The sequence of release stages has been detailed in our release plan that we published earlier this month. Our next release in about 2 weeks will contain a first drop of Lava’s Deep Learning library called lava-dl, an expanding library of generic processes for algorithm development, as well as additional API features and more fundamental tutorials going deeper into Lava’s architectural concepts. We expect to provide support for Lava execution on Intel Loihi towards the end of the year.

Go and get started!

To get started with development in Lava, read the architectural overview, follow along with the tutorials and try building your own Lava processes.

We hope to hear from you and look forward to your feedback. The best way to contact us is by starting a discussion on Github or by filing issues that cover bugs you discover or new features that you would like to see in Lava.

If you would like to take your engagement to the next level, get involved in the Intel Neuromorphic Research Community by contacting us via inrc_interest@intel.com. This community is open to researchers from academia, government labs, corporations, and startups if you are ready to propose a concrete project requiring access to Loihi 1 or 2 resources.

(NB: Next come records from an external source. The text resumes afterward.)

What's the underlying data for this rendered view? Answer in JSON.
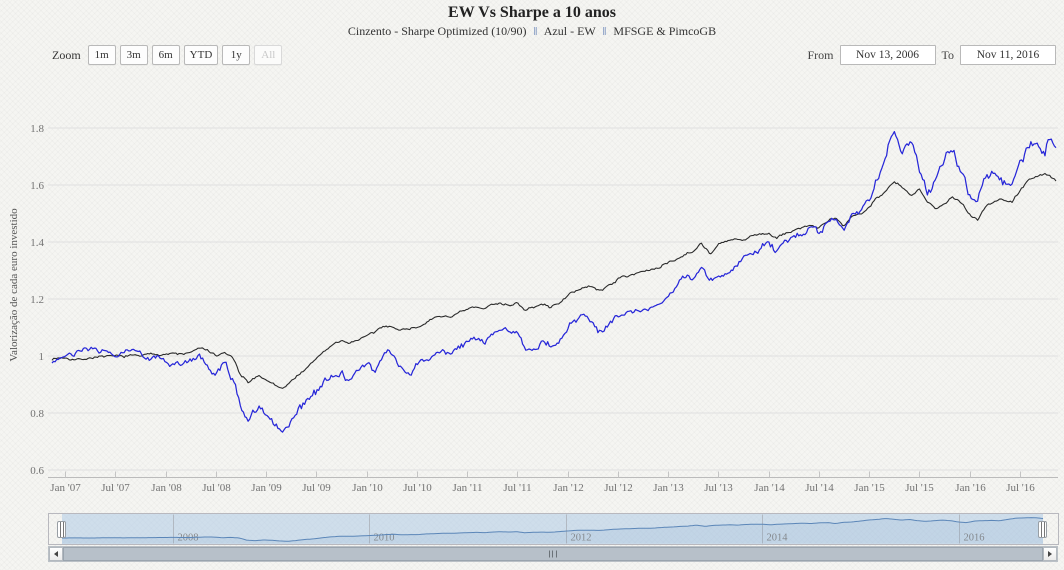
{
  "header": {
    "title": "EW Vs Sharpe a 10 anos",
    "subtitle_parts": [
      "Cinzento - Sharpe Optimized (10/90)",
      "Azul - EW",
      "MFSGE & PimcoGB"
    ],
    "subtitle_separator": "‖"
  },
  "range_selector": {
    "zoom_label": "Zoom",
    "buttons": [
      {
        "label": "1m",
        "enabled": true
      },
      {
        "label": "3m",
        "enabled": true
      },
      {
        "label": "6m",
        "enabled": true
      },
      {
        "label": "YTD",
        "enabled": true
      },
      {
        "label": "1y",
        "enabled": true
      },
      {
        "label": "All",
        "enabled": false
      }
    ],
    "from_label": "From",
    "from_value": "Nov 13, 2006",
    "to_label": "To",
    "to_value": "Nov 11, 2016"
  },
  "chart_data": {
    "type": "line",
    "title": "EW Vs Sharpe a 10 anos",
    "subtitle": "Cinzento - Sharpe Optimized (10/90) ‖ Azul - EW ‖ MFSGE & PimcoGB",
    "xlabel": "",
    "ylabel": "Valorização de cada euro investido",
    "x_range_decimal_years": [
      2006.87,
      2016.86
    ],
    "ylim": [
      0.56,
      1.93
    ],
    "grid": true,
    "legend_position": "none",
    "y_ticks": [
      {
        "v": 0.6,
        "label": "0.6"
      },
      {
        "v": 0.8,
        "label": "0.8"
      },
      {
        "v": 1.0,
        "label": "1"
      },
      {
        "v": 1.2,
        "label": "1.2"
      },
      {
        "v": 1.4,
        "label": "1.4"
      },
      {
        "v": 1.6,
        "label": "1.6"
      },
      {
        "v": 1.8,
        "label": "1.8"
      }
    ],
    "x_ticks": [
      {
        "t": 2007.0,
        "label": "Jan '07"
      },
      {
        "t": 2007.5,
        "label": "Jul '07"
      },
      {
        "t": 2008.0,
        "label": "Jan '08"
      },
      {
        "t": 2008.5,
        "label": "Jul '08"
      },
      {
        "t": 2009.0,
        "label": "Jan '09"
      },
      {
        "t": 2009.5,
        "label": "Jul '09"
      },
      {
        "t": 2010.0,
        "label": "Jan '10"
      },
      {
        "t": 2010.5,
        "label": "Jul '10"
      },
      {
        "t": 2011.0,
        "label": "Jan '11"
      },
      {
        "t": 2011.5,
        "label": "Jul '11"
      },
      {
        "t": 2012.0,
        "label": "Jan '12"
      },
      {
        "t": 2012.5,
        "label": "Jul '12"
      },
      {
        "t": 2013.0,
        "label": "Jan '13"
      },
      {
        "t": 2013.5,
        "label": "Jul '13"
      },
      {
        "t": 2014.0,
        "label": "Jan '14"
      },
      {
        "t": 2014.5,
        "label": "Jul '14"
      },
      {
        "t": 2015.0,
        "label": "Jan '15"
      },
      {
        "t": 2015.5,
        "label": "Jul '15"
      },
      {
        "t": 2016.0,
        "label": "Jan '16"
      },
      {
        "t": 2016.5,
        "label": "Jul '16"
      }
    ],
    "navigator_ticks": [
      {
        "t": 2008,
        "label": "2008"
      },
      {
        "t": 2010,
        "label": "2010"
      },
      {
        "t": 2012,
        "label": "2012"
      },
      {
        "t": 2014,
        "label": "2014"
      },
      {
        "t": 2016,
        "label": "2016"
      }
    ],
    "series": [
      {
        "name": "Sharpe Optimized (10/90)",
        "color": "#2b2b2b",
        "jitter": 0.0035,
        "anchors": [
          [
            2006.87,
            0.99
          ],
          [
            2007.0,
            0.995
          ],
          [
            2007.17,
            0.99
          ],
          [
            2007.33,
            1.0
          ],
          [
            2007.5,
            0.995
          ],
          [
            2007.67,
            1.0
          ],
          [
            2007.83,
            1.005
          ],
          [
            2008.0,
            1.01
          ],
          [
            2008.17,
            1.005
          ],
          [
            2008.33,
            1.025
          ],
          [
            2008.42,
            1.02
          ],
          [
            2008.5,
            1.0
          ],
          [
            2008.58,
            1.01
          ],
          [
            2008.67,
            0.995
          ],
          [
            2008.75,
            0.925
          ],
          [
            2008.83,
            0.905
          ],
          [
            2008.92,
            0.93
          ],
          [
            2009.0,
            0.92
          ],
          [
            2009.08,
            0.9
          ],
          [
            2009.17,
            0.885
          ],
          [
            2009.25,
            0.91
          ],
          [
            2009.33,
            0.94
          ],
          [
            2009.42,
            0.96
          ],
          [
            2009.5,
            0.99
          ],
          [
            2009.58,
            1.02
          ],
          [
            2009.67,
            1.04
          ],
          [
            2009.75,
            1.05
          ],
          [
            2009.83,
            1.045
          ],
          [
            2009.92,
            1.06
          ],
          [
            2010.0,
            1.07
          ],
          [
            2010.08,
            1.08
          ],
          [
            2010.17,
            1.1
          ],
          [
            2010.25,
            1.11
          ],
          [
            2010.33,
            1.09
          ],
          [
            2010.42,
            1.1
          ],
          [
            2010.5,
            1.1
          ],
          [
            2010.58,
            1.12
          ],
          [
            2010.67,
            1.13
          ],
          [
            2010.75,
            1.14
          ],
          [
            2010.83,
            1.14
          ],
          [
            2010.92,
            1.15
          ],
          [
            2011.0,
            1.16
          ],
          [
            2011.08,
            1.17
          ],
          [
            2011.17,
            1.16
          ],
          [
            2011.25,
            1.18
          ],
          [
            2011.33,
            1.19
          ],
          [
            2011.42,
            1.18
          ],
          [
            2011.5,
            1.19
          ],
          [
            2011.58,
            1.16
          ],
          [
            2011.67,
            1.17
          ],
          [
            2011.75,
            1.18
          ],
          [
            2011.83,
            1.17
          ],
          [
            2011.92,
            1.19
          ],
          [
            2012.0,
            1.21
          ],
          [
            2012.08,
            1.23
          ],
          [
            2012.17,
            1.24
          ],
          [
            2012.25,
            1.24
          ],
          [
            2012.33,
            1.23
          ],
          [
            2012.42,
            1.25
          ],
          [
            2012.5,
            1.27
          ],
          [
            2012.58,
            1.28
          ],
          [
            2012.67,
            1.29
          ],
          [
            2012.75,
            1.3
          ],
          [
            2012.83,
            1.3
          ],
          [
            2012.92,
            1.31
          ],
          [
            2013.0,
            1.33
          ],
          [
            2013.08,
            1.34
          ],
          [
            2013.17,
            1.36
          ],
          [
            2013.25,
            1.37
          ],
          [
            2013.33,
            1.4
          ],
          [
            2013.42,
            1.36
          ],
          [
            2013.5,
            1.39
          ],
          [
            2013.58,
            1.4
          ],
          [
            2013.67,
            1.41
          ],
          [
            2013.75,
            1.4
          ],
          [
            2013.83,
            1.42
          ],
          [
            2013.92,
            1.43
          ],
          [
            2014.0,
            1.43
          ],
          [
            2014.08,
            1.41
          ],
          [
            2014.17,
            1.43
          ],
          [
            2014.25,
            1.44
          ],
          [
            2014.33,
            1.45
          ],
          [
            2014.42,
            1.46
          ],
          [
            2014.5,
            1.45
          ],
          [
            2014.58,
            1.47
          ],
          [
            2014.67,
            1.48
          ],
          [
            2014.75,
            1.45
          ],
          [
            2014.83,
            1.49
          ],
          [
            2014.92,
            1.5
          ],
          [
            2015.0,
            1.53
          ],
          [
            2015.08,
            1.56
          ],
          [
            2015.17,
            1.58
          ],
          [
            2015.25,
            1.61
          ],
          [
            2015.33,
            1.59
          ],
          [
            2015.42,
            1.56
          ],
          [
            2015.5,
            1.58
          ],
          [
            2015.58,
            1.54
          ],
          [
            2015.67,
            1.52
          ],
          [
            2015.75,
            1.54
          ],
          [
            2015.83,
            1.56
          ],
          [
            2015.92,
            1.54
          ],
          [
            2016.0,
            1.5
          ],
          [
            2016.08,
            1.48
          ],
          [
            2016.17,
            1.53
          ],
          [
            2016.25,
            1.54
          ],
          [
            2016.33,
            1.55
          ],
          [
            2016.42,
            1.54
          ],
          [
            2016.5,
            1.58
          ],
          [
            2016.58,
            1.62
          ],
          [
            2016.67,
            1.63
          ],
          [
            2016.75,
            1.64
          ],
          [
            2016.8,
            1.63
          ],
          [
            2016.86,
            1.61
          ]
        ]
      },
      {
        "name": "EW",
        "color": "#2727d8",
        "jitter": 0.008,
        "anchors": [
          [
            2006.87,
            0.985
          ],
          [
            2007.0,
            0.995
          ],
          [
            2007.08,
            1.0
          ],
          [
            2007.17,
            1.01
          ],
          [
            2007.25,
            1.02
          ],
          [
            2007.33,
            1.015
          ],
          [
            2007.42,
            1.02
          ],
          [
            2007.5,
            1.0
          ],
          [
            2007.58,
            1.01
          ],
          [
            2007.67,
            1.015
          ],
          [
            2007.75,
            1.02
          ],
          [
            2007.83,
            1.0
          ],
          [
            2007.92,
            1.01
          ],
          [
            2008.0,
            0.98
          ],
          [
            2008.08,
            0.965
          ],
          [
            2008.17,
            0.97
          ],
          [
            2008.25,
            0.99
          ],
          [
            2008.33,
            1.0
          ],
          [
            2008.42,
            0.965
          ],
          [
            2008.5,
            0.93
          ],
          [
            2008.58,
            0.955
          ],
          [
            2008.67,
            0.92
          ],
          [
            2008.75,
            0.8
          ],
          [
            2008.83,
            0.78
          ],
          [
            2008.92,
            0.83
          ],
          [
            2009.0,
            0.81
          ],
          [
            2009.08,
            0.77
          ],
          [
            2009.17,
            0.735
          ],
          [
            2009.25,
            0.79
          ],
          [
            2009.33,
            0.84
          ],
          [
            2009.42,
            0.85
          ],
          [
            2009.5,
            0.87
          ],
          [
            2009.58,
            0.91
          ],
          [
            2009.67,
            0.93
          ],
          [
            2009.75,
            0.94
          ],
          [
            2009.83,
            0.925
          ],
          [
            2009.92,
            0.95
          ],
          [
            2010.0,
            0.96
          ],
          [
            2010.08,
            0.94
          ],
          [
            2010.17,
            0.99
          ],
          [
            2010.25,
            1.01
          ],
          [
            2010.33,
            0.96
          ],
          [
            2010.42,
            0.95
          ],
          [
            2010.5,
            0.97
          ],
          [
            2010.58,
            0.97
          ],
          [
            2010.67,
            1.0
          ],
          [
            2010.75,
            1.02
          ],
          [
            2010.83,
            1.01
          ],
          [
            2010.92,
            1.04
          ],
          [
            2011.0,
            1.05
          ],
          [
            2011.08,
            1.07
          ],
          [
            2011.17,
            1.05
          ],
          [
            2011.25,
            1.08
          ],
          [
            2011.33,
            1.1
          ],
          [
            2011.42,
            1.08
          ],
          [
            2011.5,
            1.09
          ],
          [
            2011.58,
            1.03
          ],
          [
            2011.67,
            1.02
          ],
          [
            2011.75,
            1.05
          ],
          [
            2011.83,
            1.04
          ],
          [
            2011.92,
            1.06
          ],
          [
            2012.0,
            1.1
          ],
          [
            2012.08,
            1.13
          ],
          [
            2012.17,
            1.14
          ],
          [
            2012.25,
            1.12
          ],
          [
            2012.33,
            1.08
          ],
          [
            2012.42,
            1.1
          ],
          [
            2012.5,
            1.13
          ],
          [
            2012.58,
            1.15
          ],
          [
            2012.67,
            1.17
          ],
          [
            2012.75,
            1.16
          ],
          [
            2012.83,
            1.17
          ],
          [
            2012.92,
            1.19
          ],
          [
            2013.0,
            1.22
          ],
          [
            2013.08,
            1.24
          ],
          [
            2013.17,
            1.26
          ],
          [
            2013.25,
            1.27
          ],
          [
            2013.33,
            1.31
          ],
          [
            2013.42,
            1.25
          ],
          [
            2013.5,
            1.28
          ],
          [
            2013.58,
            1.29
          ],
          [
            2013.67,
            1.32
          ],
          [
            2013.75,
            1.35
          ],
          [
            2013.83,
            1.37
          ],
          [
            2013.92,
            1.38
          ],
          [
            2014.0,
            1.4
          ],
          [
            2014.08,
            1.37
          ],
          [
            2014.17,
            1.41
          ],
          [
            2014.25,
            1.42
          ],
          [
            2014.33,
            1.43
          ],
          [
            2014.42,
            1.45
          ],
          [
            2014.5,
            1.43
          ],
          [
            2014.58,
            1.46
          ],
          [
            2014.67,
            1.47
          ],
          [
            2014.75,
            1.43
          ],
          [
            2014.83,
            1.49
          ],
          [
            2014.92,
            1.5
          ],
          [
            2015.0,
            1.55
          ],
          [
            2015.08,
            1.63
          ],
          [
            2015.17,
            1.71
          ],
          [
            2015.25,
            1.805
          ],
          [
            2015.33,
            1.73
          ],
          [
            2015.42,
            1.76
          ],
          [
            2015.5,
            1.66
          ],
          [
            2015.58,
            1.58
          ],
          [
            2015.67,
            1.62
          ],
          [
            2015.75,
            1.68
          ],
          [
            2015.83,
            1.72
          ],
          [
            2015.92,
            1.64
          ],
          [
            2016.0,
            1.56
          ],
          [
            2016.08,
            1.54
          ],
          [
            2016.17,
            1.63
          ],
          [
            2016.25,
            1.65
          ],
          [
            2016.33,
            1.63
          ],
          [
            2016.42,
            1.6
          ],
          [
            2016.5,
            1.68
          ],
          [
            2016.58,
            1.74
          ],
          [
            2016.67,
            1.76
          ],
          [
            2016.75,
            1.73
          ],
          [
            2016.8,
            1.77
          ],
          [
            2016.86,
            1.75
          ]
        ]
      }
    ],
    "navigator": {
      "series_shown": "Sharpe Optimized (10/90)",
      "line_color": "#5b86b8",
      "mask_color": "#aecbe6"
    }
  },
  "colors": {
    "gridline": "#e0e0e0",
    "axis_line": "#bbbbbb",
    "tick_label": "#737373",
    "nav_label": "#8a8a8a",
    "accent_blue": "#2727d8",
    "accent_black": "#2b2b2b"
  }
}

Don’t forget to take a look at the Lava developer guide or reach out to us via if you would like to contribute to Lava in the future and stay tuned for our upcoming releases.

Release notes:

New Features and Improvements

  • New Lava API to build networks of interacting Lava processes

  • New Lava Compiler to map Lava processes to executable Python code for CPU execution (support for Intel Loihi will follow)

  • New Lava Runtime to execute Lave processes

  • A range of fundamental tutorials illustrating the basic concepts of Lava

Bug Fixes and Other Changes

  • This is the first release of Lava. No bug fixes or other changes.

Thanks to our Contributors

Intel Corporation: Gabriel Fonseca Guerra, Joyesh Mishra, Harry Liu, Philipp Plank, Danielle Rager, Mathis Richter, Sumedh Risbud, Yashwardhan Singh, Philipp Stratmann, Marcus Williams, Andreas Wild

Breaking Changes

  • This is the first release of Lava. No breaking or other changes.

Known Issues

  • No support for Intel Loihi yet.

  • Multiprocessing and channel-based communication not very performant yet.

  • Virtual ports for reshaping and concatenation are not supported yet.

  • No support for direct memory access via RefPorts yet.

  • Connectivity from one to many or from many to one port not supported yet.

  • No support for live state monitoring yet.

  • Still limited API documentation.